Preprocessor Interface#

Constructor#

Preprocessor()

Implements an ML preprocessing operation.

Fit/Transform APIs#

fit(ds)

Fit this Preprocessor to the Dataset.

fit_transform(ds)

Fit this Preprocessor to the Dataset and then transform the Dataset.

transform(ds)

Transform the given dataset.

transform_batch(data)

Transform a single batch of data.

transform_stats()

Return Dataset stats for the most recent transform call, if any.

Generic Preprocessors#

Concatenator([output_column_name, include, ...])

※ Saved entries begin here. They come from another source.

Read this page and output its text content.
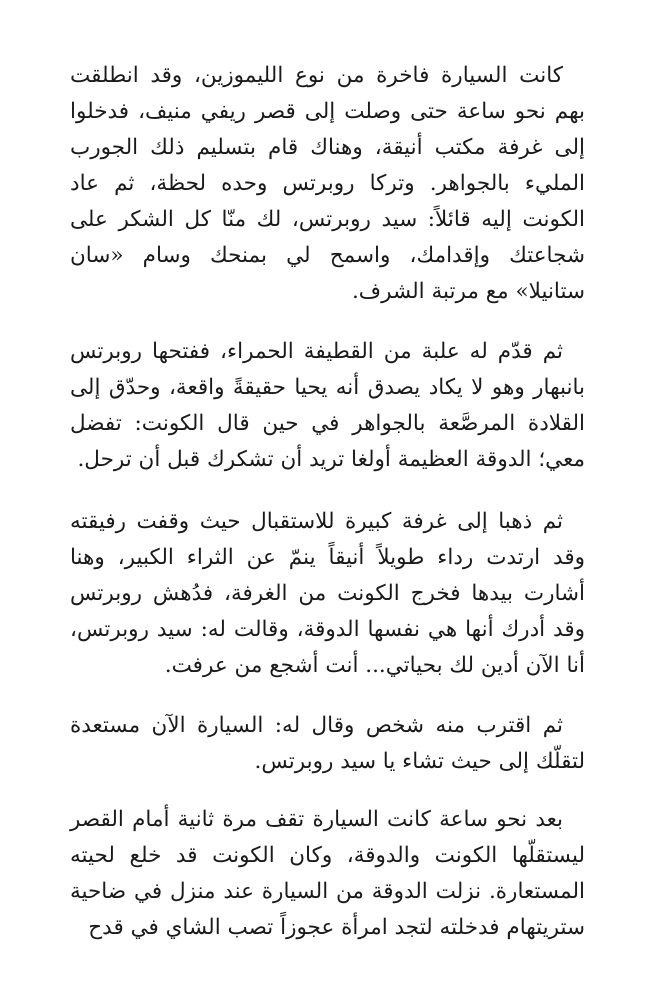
كانت السيارة فاخرة من نوع الليموزين، وقد انطلقت بهم نحو ساعة حتى وصلت إلى قصر ريفي منيف، فدخلوا إلى غرفة مكتب أنيقة، وهناك قام بتسليم ذلك الجورب المليء بالجواهر. وتركا روبرتس وحده لحظة، ثم عاد الكونت إليه قائلاً: سيد روبرتس، لك منّا كل الشكر على شجاعتك وإقدامك، واسمح لي بمنحك وسام «سان ستانيلا» مع مرتبة الشرف.

ثم قدّم له علبة من القطيفة الحمراء، ففتحها روبرتس بانبهار وهو لا يكاد يصدق أنه يحيا حقيقةً واقعة، وحدّق إلى القلادة المرصَّعة بالجواهر في حين قال الكونت: تفضل معي؛ الدوقة العظيمة أولغا تريد أن تشكرك قبل أن ترحل.

ثم ذهبا إلى غرفة كبيرة للاستقبال حيث وقفت رفيقته وقد ارتدت رداء طويلاً أنيقاً ينمّ عن الثراء الكبير، وهنا أشارت بيدها فخرج الكونت من الغرفة، فدُهش روبرتس وقد أدرك أنها هي نفسها الدوقة، وقالت له: سيد روبرتس، أنا الآن أدين لك بحياتي... أنت أشجع من عرفت.

ثم اقترب منه شخص وقال له: السيارة الآن مستعدة لتقلّك إلى حيث تشاء يا سيد روبرتس.

بعد نحو ساعة كانت السيارة تقف مرة ثانية أمام القصر ليستقلّها الكونت والدوقة، وكان الكونت قد خلع لحيته المستعارة. نزلت الدوقة من السيارة عند منزل في ضاحية ستريتهام فدخلته لتجد امرأة عجوزاً تصب الشاي في قدح
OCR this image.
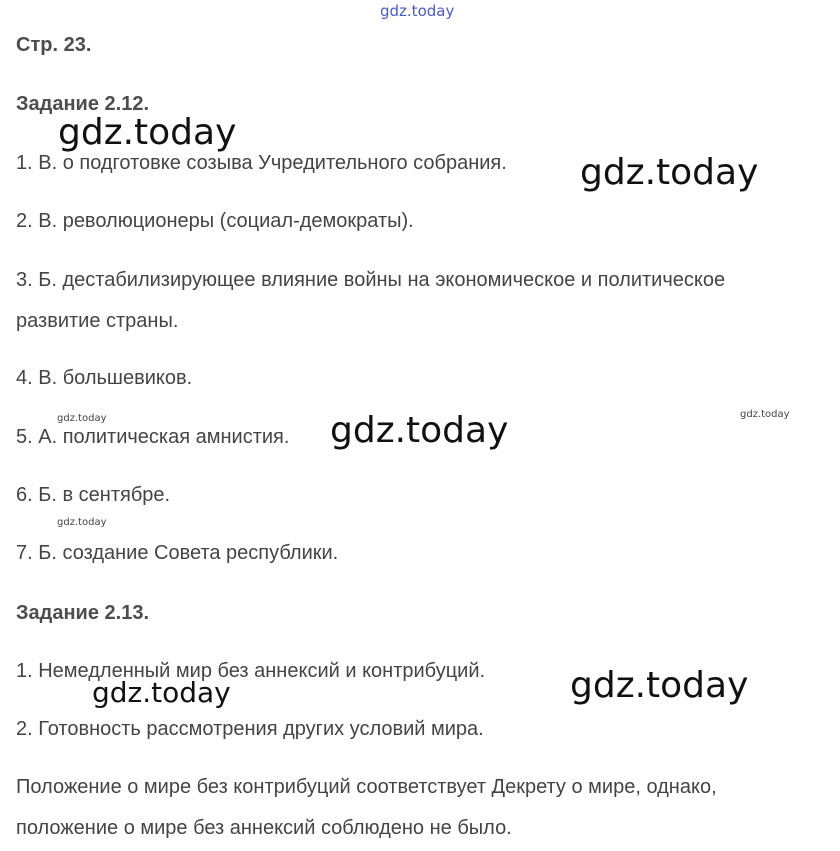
gdz.today
Стр. 23.
Задание 2.12.
1. В. о подготовке созыва Учредительного собрания.
2. В. революционеры (социал-демократы).
3. Б. дестабилизирующее влияние войны на экономическое и политическое
развитие страны.
4. В. большевиков.
5. А. политическая амнистия.
6. Б. в сентябре.
7. Б. создание Совета республики.
Задание 2.13.
1. Немедленный мир без аннексий и контрибуций.
2. Готовность рассмотрения других условий мира.
Положение о мире без контрибуций соответствует Декрету о мире, однако,
положение о мире без аннексий соблюдено не было.
gdz.today
gdz.today
gdz.today
gdz.today
gdz.today
gdz.today	gdz.today
gdz.today
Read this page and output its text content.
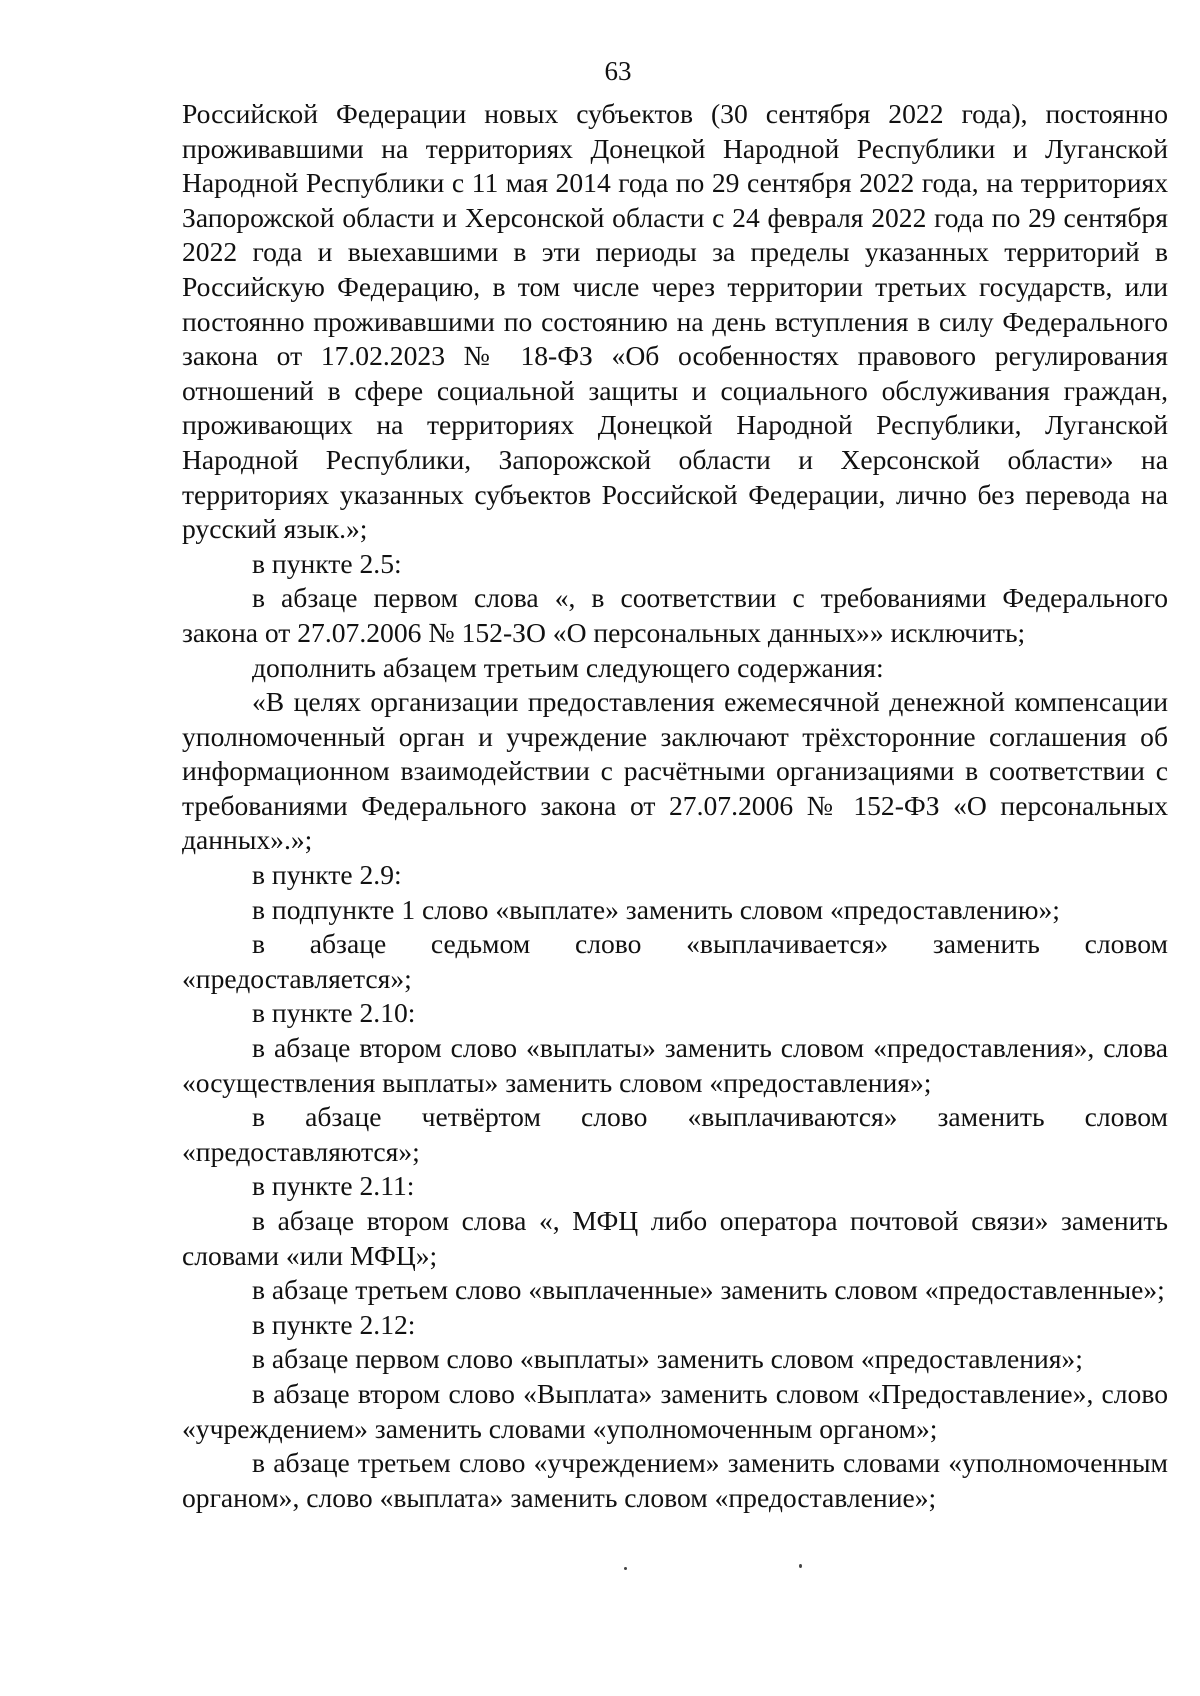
63

Российской Федерации новых субъектов (30 сентября 2022 года), постоянно проживавшими на территориях Донецкой Народной Республики и Луганской Народной Республики с 11 мая 2014 года по 29 сентября 2022 года, на территориях Запорожской области и Херсонской области с 24 февраля 2022 года по 29 сентября 2022 года и выехавшими в эти периоды за пределы указанных территорий в Российскую Федерацию, в том числе через территории третьих государств, или постоянно проживавшими по состоянию на день вступления в силу Федерального закона от 17.02.2023 № 18-ФЗ «Об особенностях правового регулирования отношений в сфере социальной защиты и социального обслуживания граждан, проживающих на территориях Донецкой Народной Республики, Луганской Народной Республики, Запорожской области и Херсонской области» на территориях указанных субъектов Российской Федерации, лично без перевода на русский язык.»;

в пункте 2.5:

в абзаце первом слова «, в соответствии с требованиями Федерального закона от 27.07.2006 № 152-ЗО «О персональных данных»» исключить;

дополнить абзацем третьим следующего содержания:

«В целях организации предоставления ежемесячной денежной компенсации уполномоченный орган и учреждение заключают трёхсторонние соглашения об информационном взаимодействии с расчётными организациями в соответствии с требованиями Федерального закона от 27.07.2006 № 152-ФЗ «О персональных данных».»;

в пункте 2.9:

в подпункте 1 слово «выплате» заменить словом «предоставлению»;

в абзаце седьмом слово «выплачивается» заменить словом «предоставляется»;

в пункте 2.10:

в абзаце втором слово «выплаты» заменить словом «предоставления», слова «осуществления выплаты» заменить словом «предоставления»;

в абзаце четвёртом слово «выплачиваются» заменить словом «предоставляются»;

в пункте 2.11:

в абзаце втором слова «, МФЦ либо оператора почтовой связи» заменить словами «или МФЦ»;

в абзаце третьем слово «выплаченные» заменить словом «предоставленные»;

в пункте 2.12:

в абзаце первом слово «выплаты» заменить словом «предоставления»;

в абзаце втором слово «Выплата» заменить словом «Предоставление», слово «учреждением» заменить словами «уполномоченным органом»;

в абзаце третьем слово «учреждением» заменить словами «уполномоченным органом», слово «выплата» заменить словом «предоставление»;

Combine numeric columns into a column of type TensorDtype.

SimpleImputer(columns[, strategy, fill_value])

Replace missing values with imputed values.

Categorical Encoders#

Categorizer(columns[, dtypes])

Convert columns to pd.CategoricalDtype.

LabelEncoder(label_column)

Encode labels as integer targets.

MultiHotEncoder(columns, *[, max_categories])

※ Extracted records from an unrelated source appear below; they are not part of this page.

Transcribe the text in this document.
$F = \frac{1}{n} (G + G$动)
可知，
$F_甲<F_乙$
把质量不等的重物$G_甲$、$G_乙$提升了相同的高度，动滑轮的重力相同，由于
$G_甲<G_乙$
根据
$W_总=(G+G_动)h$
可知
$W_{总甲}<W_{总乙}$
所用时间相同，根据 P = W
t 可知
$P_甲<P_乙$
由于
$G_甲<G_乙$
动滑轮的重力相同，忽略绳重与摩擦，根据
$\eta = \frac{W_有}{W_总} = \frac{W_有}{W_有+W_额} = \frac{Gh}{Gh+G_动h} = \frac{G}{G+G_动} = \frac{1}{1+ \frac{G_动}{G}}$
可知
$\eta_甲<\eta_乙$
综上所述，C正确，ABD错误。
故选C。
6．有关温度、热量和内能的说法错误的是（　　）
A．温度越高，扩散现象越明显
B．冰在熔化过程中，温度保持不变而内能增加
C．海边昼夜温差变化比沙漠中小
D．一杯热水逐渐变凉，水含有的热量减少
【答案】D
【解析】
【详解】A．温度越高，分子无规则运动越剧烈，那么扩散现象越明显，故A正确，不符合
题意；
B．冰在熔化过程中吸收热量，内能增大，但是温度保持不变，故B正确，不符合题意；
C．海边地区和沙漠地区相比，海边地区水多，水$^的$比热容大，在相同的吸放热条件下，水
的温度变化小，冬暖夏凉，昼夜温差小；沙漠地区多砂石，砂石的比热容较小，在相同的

Multi-hot encode categorical data.

OneHotEncoder(columns, *[, max_categories])

One-hot encode categorical data.

OrdinalEncoder(columns, *[, encode_lists])

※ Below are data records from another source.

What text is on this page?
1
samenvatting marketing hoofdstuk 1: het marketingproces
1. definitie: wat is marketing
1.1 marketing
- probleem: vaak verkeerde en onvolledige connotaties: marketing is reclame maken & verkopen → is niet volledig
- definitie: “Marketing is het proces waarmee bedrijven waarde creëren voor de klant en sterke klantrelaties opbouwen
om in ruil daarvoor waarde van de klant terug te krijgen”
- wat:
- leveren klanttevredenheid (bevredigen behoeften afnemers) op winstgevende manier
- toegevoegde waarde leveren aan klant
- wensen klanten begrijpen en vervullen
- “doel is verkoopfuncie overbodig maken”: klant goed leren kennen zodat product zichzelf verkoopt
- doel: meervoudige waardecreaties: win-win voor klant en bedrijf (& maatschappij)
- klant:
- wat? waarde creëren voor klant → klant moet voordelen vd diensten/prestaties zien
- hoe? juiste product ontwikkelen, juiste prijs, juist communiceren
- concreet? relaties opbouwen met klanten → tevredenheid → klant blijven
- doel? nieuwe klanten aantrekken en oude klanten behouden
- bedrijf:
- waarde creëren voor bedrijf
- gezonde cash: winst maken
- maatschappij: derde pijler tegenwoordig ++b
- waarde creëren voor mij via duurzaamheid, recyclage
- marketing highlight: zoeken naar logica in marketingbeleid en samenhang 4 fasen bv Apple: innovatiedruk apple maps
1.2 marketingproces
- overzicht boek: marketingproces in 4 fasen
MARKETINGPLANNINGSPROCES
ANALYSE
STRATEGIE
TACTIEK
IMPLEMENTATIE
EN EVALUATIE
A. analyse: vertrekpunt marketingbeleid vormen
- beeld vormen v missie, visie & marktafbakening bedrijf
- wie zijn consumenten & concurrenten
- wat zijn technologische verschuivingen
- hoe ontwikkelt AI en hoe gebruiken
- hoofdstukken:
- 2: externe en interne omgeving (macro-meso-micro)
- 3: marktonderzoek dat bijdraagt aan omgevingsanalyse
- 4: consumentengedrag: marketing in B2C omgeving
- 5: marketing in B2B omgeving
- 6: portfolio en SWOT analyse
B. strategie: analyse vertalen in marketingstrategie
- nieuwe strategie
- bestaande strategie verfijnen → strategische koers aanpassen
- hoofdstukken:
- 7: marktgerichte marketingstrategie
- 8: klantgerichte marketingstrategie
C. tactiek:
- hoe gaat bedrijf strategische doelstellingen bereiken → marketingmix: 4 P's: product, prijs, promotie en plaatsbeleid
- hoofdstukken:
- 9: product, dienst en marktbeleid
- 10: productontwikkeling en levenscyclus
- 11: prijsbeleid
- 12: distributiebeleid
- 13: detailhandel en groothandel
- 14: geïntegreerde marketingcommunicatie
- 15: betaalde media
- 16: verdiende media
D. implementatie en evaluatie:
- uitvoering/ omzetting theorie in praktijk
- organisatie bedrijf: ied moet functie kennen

Encode values within columns as ordered integer values.

Feature Scalers#

MaxAbsScaler(columns)

Scale each column by its absolute max value.

MinMaxScaler(columns)

Scale each column by its range.

Normalizer(columns[, norm])

Scales each sample to have unit norm.

PowerTransformer(columns, power[, method])

Apply a power transform to make your data more normally distributed.

RobustScaler(columns[, quantile_range])

Scale and translate each column using quantiles.

StandardScaler(columns)

Translate and scale each column by its mean and standard deviation, respectively.

K-Bins Discretizers#

CustomKBinsDiscretizer(columns, bins, *[, ...])

Bin values into discrete intervals using custom bin edges.

UniformKBinsDiscretizer(columns, bins, *[, ...])

Bin values into discrete intervals (bins) of uniform width.